Additional entry vectors include tourism and medical tourism: Vietnam is already a year-round destination with rapidly growing private medical clusters. Mai also noted that her team already works with major hotel chains in Vietnam, and within these networks there is a program for supplying goods from Russia - an efficient channel for quick pilots and subsequent scale-up.

Ekaterina Evdokimova: SEZs and industrial parks
Ekaterina complemented Mai’s report with the “Van Phong Special Economic Zone + Ninh Diem 1 Industrial Park” bundle - tax incentives, long-term land leases, streamlined procedures, and predictable regulation. For business this means a clear route: a local legal entity, a land/construction contract, launch of a pilot line, and further expansion within the park and adjacent clusters. In short, ready-made “gateways” for localizing high-tech and export-oriented projects.

Vitaly Lazhintsev: ML/AI - no longer a trend, but a tool
Vitaly showed AI without magic or hype: concrete cases with stated budgets and timelines - from automating analytics and document flow to recommendation models and content generation.

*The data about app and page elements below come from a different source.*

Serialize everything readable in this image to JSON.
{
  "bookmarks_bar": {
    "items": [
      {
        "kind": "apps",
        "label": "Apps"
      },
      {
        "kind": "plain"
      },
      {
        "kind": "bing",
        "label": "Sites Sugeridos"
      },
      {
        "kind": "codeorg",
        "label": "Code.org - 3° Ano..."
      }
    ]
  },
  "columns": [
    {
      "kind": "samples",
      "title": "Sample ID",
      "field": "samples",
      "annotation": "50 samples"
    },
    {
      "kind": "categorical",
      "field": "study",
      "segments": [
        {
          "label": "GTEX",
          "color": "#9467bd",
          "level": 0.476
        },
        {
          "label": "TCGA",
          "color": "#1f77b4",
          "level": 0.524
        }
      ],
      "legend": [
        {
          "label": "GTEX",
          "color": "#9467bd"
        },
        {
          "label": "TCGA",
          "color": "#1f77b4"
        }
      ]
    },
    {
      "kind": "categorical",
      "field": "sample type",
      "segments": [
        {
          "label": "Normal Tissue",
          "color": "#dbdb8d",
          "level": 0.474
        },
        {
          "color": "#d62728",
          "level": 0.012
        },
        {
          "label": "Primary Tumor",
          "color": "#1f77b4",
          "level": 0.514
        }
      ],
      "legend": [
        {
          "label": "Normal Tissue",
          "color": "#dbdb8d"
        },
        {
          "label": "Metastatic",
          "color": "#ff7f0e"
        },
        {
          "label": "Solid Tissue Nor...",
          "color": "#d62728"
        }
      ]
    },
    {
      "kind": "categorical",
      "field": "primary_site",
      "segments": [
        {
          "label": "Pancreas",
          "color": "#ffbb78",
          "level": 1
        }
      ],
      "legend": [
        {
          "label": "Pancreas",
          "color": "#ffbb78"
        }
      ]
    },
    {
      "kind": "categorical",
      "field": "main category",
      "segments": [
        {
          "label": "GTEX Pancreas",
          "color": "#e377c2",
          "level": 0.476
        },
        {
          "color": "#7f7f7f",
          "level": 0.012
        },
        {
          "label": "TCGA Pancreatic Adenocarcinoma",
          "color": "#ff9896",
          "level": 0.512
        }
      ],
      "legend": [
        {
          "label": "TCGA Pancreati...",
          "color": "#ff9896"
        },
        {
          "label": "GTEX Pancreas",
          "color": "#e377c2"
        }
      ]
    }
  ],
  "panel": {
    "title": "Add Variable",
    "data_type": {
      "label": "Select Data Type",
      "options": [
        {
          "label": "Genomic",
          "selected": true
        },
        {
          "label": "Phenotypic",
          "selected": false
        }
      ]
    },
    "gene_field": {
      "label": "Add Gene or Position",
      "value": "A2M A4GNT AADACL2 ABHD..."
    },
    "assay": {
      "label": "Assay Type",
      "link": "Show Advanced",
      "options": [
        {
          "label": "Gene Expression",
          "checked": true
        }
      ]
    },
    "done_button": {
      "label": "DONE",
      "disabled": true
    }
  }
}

The logic is simple and strong: a fast pilot (6–12 weeks), before/after metrics (process speed, cost per hour, conversion), and scaling only what pays off. The outcome isn’t slides, but measurable efficiency gains that show up in P&L and time-to-market.

Ovik Nagapetyan: digital assets and stablecoins as settlement infrastructure
Ovik structured the topic of tokenizing rights and using stablecoins as working tools for cross-border settlements and disciplined treasury operations. The pillars of a mature model are regulatory cleanliness, smart-contract audits, and a transparent economic logic of collateral/redemption. Where speed, predictability, and compliance control matter, the “digital contour” cuts costs and increases transparency - remaining clear to finance teams.

Evgeny Shimanovsky: the “digital ounce” of gold
Evgeny presented a tool of utilitarian digital rights (UDR) backed by investment-grade gold coins: transparent accounting, circulation in a regulated contour, and a clear conversion from “digital” to “physical.” The context makes it especially relevant: gold is rising noticeably in price and preserves purchasing power, while fiat currencies are prone to devaluation. The “digital ounce” combines gold’s reliability with the convenience of digital settlements - from investing to operational business deals.

Strengthening the Alliance’s team
Special guest of the meeting, Svetlana Smorodina was officially admitted to the Eurasian Business Alliance as the President’s Advisor for Cooperation with India. Here it is important to state the Alliance’s ambition: to open its own representative office in India. This is a logical step toward a systemic dialogue with Indian institutions and companies and the expansion of a joint project agenda.